The Friars’ “face lift” became necessary in January 2020, when a fourth-floor water pipe burst over the Martin Luther King Jr. holiday weekend. Because no one was on-site, the water ran free for days.
“It was like a rainforest in here,” explained 31-year-old general manager Anthony Trombetta.
The damage closed the club, making significant renovations necessary.

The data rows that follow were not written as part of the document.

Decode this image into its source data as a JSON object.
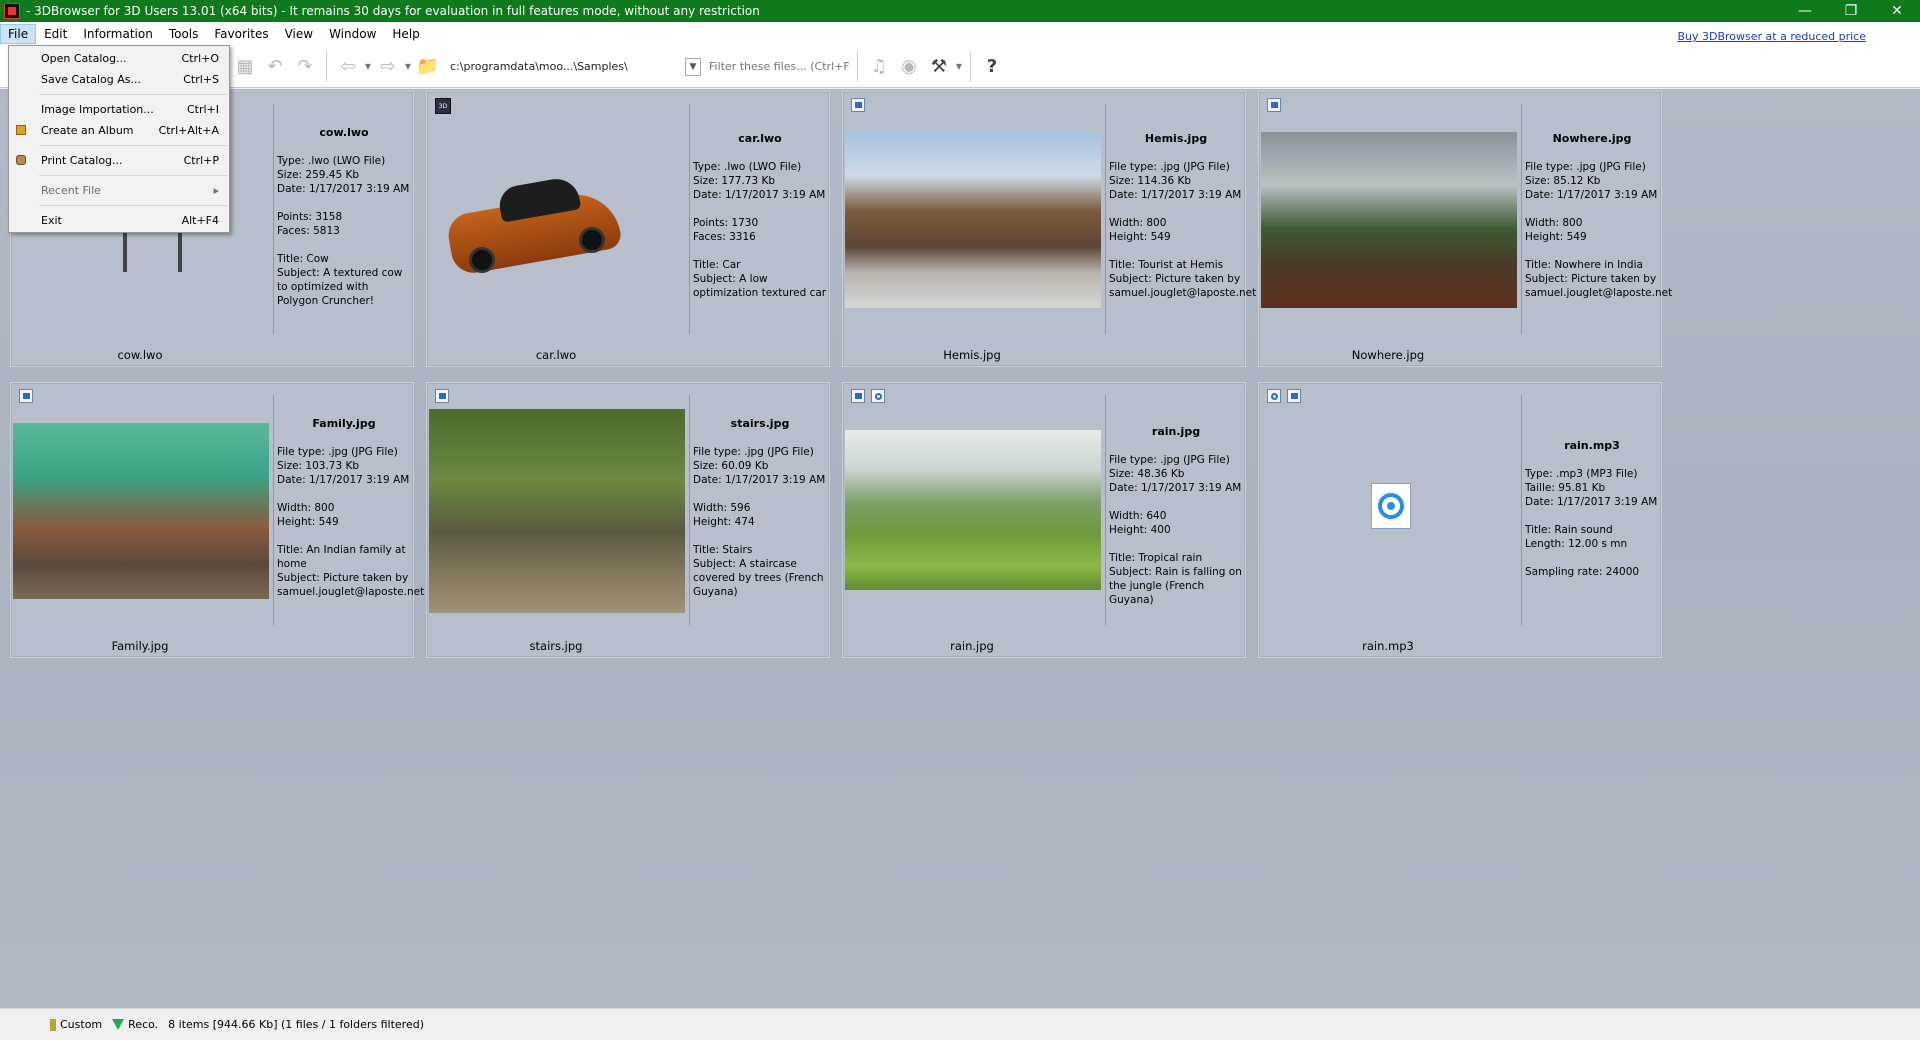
{
  "window": {
    "title": "- 3DBrowser for 3D Users 13.01 (x64 bits) - It remains 30 days for evaluation in full features mode, without any restriction",
    "controls": [
      "—",
      "❐",
      "✕"
    ]
  },
  "menubar": {
    "items": [
      "File",
      "Edit",
      "Information",
      "Tools",
      "Favorites",
      "View",
      "Window",
      "Help"
    ],
    "buy_link": "Buy 3DBrowser at a reduced price"
  },
  "file_menu": {
    "items": [
      {
        "label": "Open Catalog...",
        "shortcut": "Ctrl+O"
      },
      {
        "label": "Save Catalog As...",
        "shortcut": "Ctrl+S"
      },
      {
        "label": "Image Importation...",
        "shortcut": "Ctrl+I"
      },
      {
        "label": "Create an Album",
        "shortcut": "Ctrl+Alt+A"
      },
      {
        "label": "Print Catalog...",
        "shortcut": "Ctrl+P"
      },
      {
        "label": "Recent File",
        "shortcut": "▸"
      },
      {
        "label": "Exit",
        "shortcut": "Alt+F4"
      }
    ]
  },
  "toolbar": {
    "path": "c:\\programdata\\moo...\\Samples\\",
    "filter_placeholder": "Filter these files... (Ctrl+F)",
    "help": "?"
  },
  "cards": [
    {
      "fname": "cow.lwo",
      "caption": "cow.lwo",
      "lines1": [
        "Type: .lwo (LWO File)",
        "Size: 259.45 Kb",
        "Date: 1/17/2017 3:19 AM"
      ],
      "lines2": [
        "Points: 3158",
        "Faces: 5813"
      ],
      "lines3": [
        "Title: Cow",
        "Subject: A textured cow to optimized with Polygon Cruncher!"
      ]
    },
    {
      "fname": "car.lwo",
      "caption": "car.lwo",
      "lines1": [
        "Type: .lwo (LWO File)",
        "Size: 177.73 Kb",
        "Date: 1/17/2017 3:19 AM"
      ],
      "lines2": [
        "Points: 1730",
        "Faces: 3316"
      ],
      "lines3": [
        "Title: Car",
        "Subject: A low optimization textured car"
      ]
    },
    {
      "fname": "Hemis.jpg",
      "caption": "Hemis.jpg",
      "lines1": [
        "File type: .jpg (JPG File)",
        "Size: 114.36 Kb",
        "Date: 1/17/2017 3:19 AM"
      ],
      "lines2": [
        "Width: 800",
        "Height: 549"
      ],
      "lines3": [
        "Title: Tourist at Hemis",
        "Subject: Picture taken by samuel.jouglet@laposte.net"
      ]
    },
    {
      "fname": "Nowhere.jpg",
      "caption": "Nowhere.jpg",
      "lines1": [
        "File type: .jpg (JPG File)",
        "Size: 85.12 Kb",
        "Date: 1/17/2017 3:19 AM"
      ],
      "lines2": [
        "Width: 800",
        "Height: 549"
      ],
      "lines3": [
        "Title: Nowhere in India",
        "Subject: Picture taken by samuel.jouglet@laposte.net"
      ]
    },
    {
      "fname": "Family.jpg",
      "caption": "Family.jpg",
      "lines1": [
        "File type: .jpg (JPG File)",
        "Size: 103.73 Kb",
        "Date: 1/17/2017 3:19 AM"
      ],
      "lines2": [
        "Width: 800",
        "Height: 549"
      ],
      "lines3": [
        "Title: An Indian family at home",
        "Subject: Picture taken by samuel.jouglet@laposte.net"
      ]
    },
    {
      "fname": "stairs.jpg",
      "caption": "stairs.jpg",
      "lines1": [
        "File type: .jpg (JPG File)",
        "Size: 60.09 Kb",
        "Date: 1/17/2017 3:19 AM"
      ],
      "lines2": [
        "Width: 596",
        "Height: 474"
      ],
      "lines3": [
        "Title: Stairs",
        "Subject: A staircase covered by trees (French Guyana)"
      ]
    },
    {
      "fname": "rain.jpg",
      "caption": "rain.jpg",
      "lines1": [
        "File type: .jpg (JPG File)",
        "Size: 48.36 Kb",
        "Date: 1/17/2017 3:19 AM"
      ],
      "lines2": [
        "Width: 640",
        "Height: 400"
      ],
      "lines3": [
        "Title: Tropical rain",
        "Subject: Rain is falling on the jungle (French Guyana)"
      ]
    },
    {
      "fname": "rain.mp3",
      "caption": "rain.mp3",
      "lines1": [
        "Type: .mp3 (MP3 File)",
        "Taille: 95.81 Kb",
        "Date: 1/17/2017 3:19 AM"
      ],
      "lines2": [
        "Title: Rain sound",
        "Length: 12.00 s mn"
      ],
      "lines3": [
        "Sampling rate: 24000"
      ]
    }
  ],
  "statusbar": {
    "custom": "Custom",
    "reco": "Reco.",
    "summary": "8 items [944.66 Kb] (1 files / 1 folders filtered)"
  }
}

Notably, it wasn’t contractors who did the work but long-time Friar employees.
“Giuseppe, our food and drink director, was up on a ladder peeling back walls, while Wendy from accounting was shining chandeliers,” Trombetta said.
During the make-over, the club’s infamous wall-to-wall carpeting was largely replaced with herringbone floors, while the original 1908 flooring in the Milton Berle Room was returned to its original shine.
The club’s dark walls were lightened a couple shades and its stained-glass windows were repaired and restored, while in the Barbara Streisand Bar (née the Lucille Ball Room) antique mirrors were mounted behind the bar and leather banquettes added to the floor.
It all aimed to give the club a “lighter” and “more welcoming” feel, said lawyer Arthur Aidala, 53, the Friars’ newest “dean” after the passing of the club’s former head honcho Larry King.
“I call it Friars Club 2.0,” he said. “Fixing up the place and restoring it to its former luster was step one, but we’re gonna keep going.”
Which is not to say anyone intends to forget the Friars’ fantastic past, Boggs added.
“I’ve been in this room with guests many times, eating dinner and listening to live music, and it’s like, ‘Where else would you want to be?’ ” he said.
Many of the club’s amenities remain unchanged, including its billiards and card rooms, an on-site barbershop and gym and a world-class steam room that may be the hottest in New York City.
“The members go crazy for it,” Trombetta said of the historic marble sauna where Berle was known to enjoy a shvitz with his Borscht Belt pals.
Even before that water damage, the Friars was in need of a reboot. Recent years had been hard, with the club’s former executive director convicted of federal tax crimes and another administrator sued for sexual harassment. Aging members and dwindling membership didn’t help either, which is why Aidala tasked the Friars with finding new members, especially young and female.
“My edict right now is to bring in young professional women, because there was a time women weren’t welcomed here, and I want to right that wrong,” he said.
To make the club more attractive to young professionals, its dress code has slackened (coats are no longer required), excellent Wi-Fi is piped throughout the building, and the new Abbot’s Lounge (formerly the George Burns Room) has been transformed into an ersatz “WeWork” office with desks and tables for working members to spread out on. There are also plans to build a state-of-the-art podcasting studio on the property, Aidala said.
“It’ll be pretty cool to be able to say, ‘Broadcasting live from the Friars Club,’ right?”
My edict right now is to bring in young professional women, because there was a time women weren’t welcomed here and I want to right that wrong.
Arthur Aidala, the new dean of the Friars Club
One convert to the idea of “Friars Club 2.0” is Lauren Conlin, 35, the thirtysomething host of the “Red Carpet Rendezvous” podcast and an entertainment reporter.
“I used to think the Friars Club was just a fraternity for old white men, but then I came here and was immediately smitten.”
Conlin loved the club’s legendary past, of course, but she also appreciated the ability to make a new future.
“Once I joined, I immediately started planning happy hours and networking parties,” she said. “I imagine this club as a new Paley Center, with movie screenings and talk backs. I really do think now is the perfect time to revive the club and make it even more fun.”
Aidala doesn’t disagree.
“We want to embrace the nostalgia we have for the entertainment industry, but we also want to embrace the business and other worlds to join us and share in the heritage of a new Friars Club.”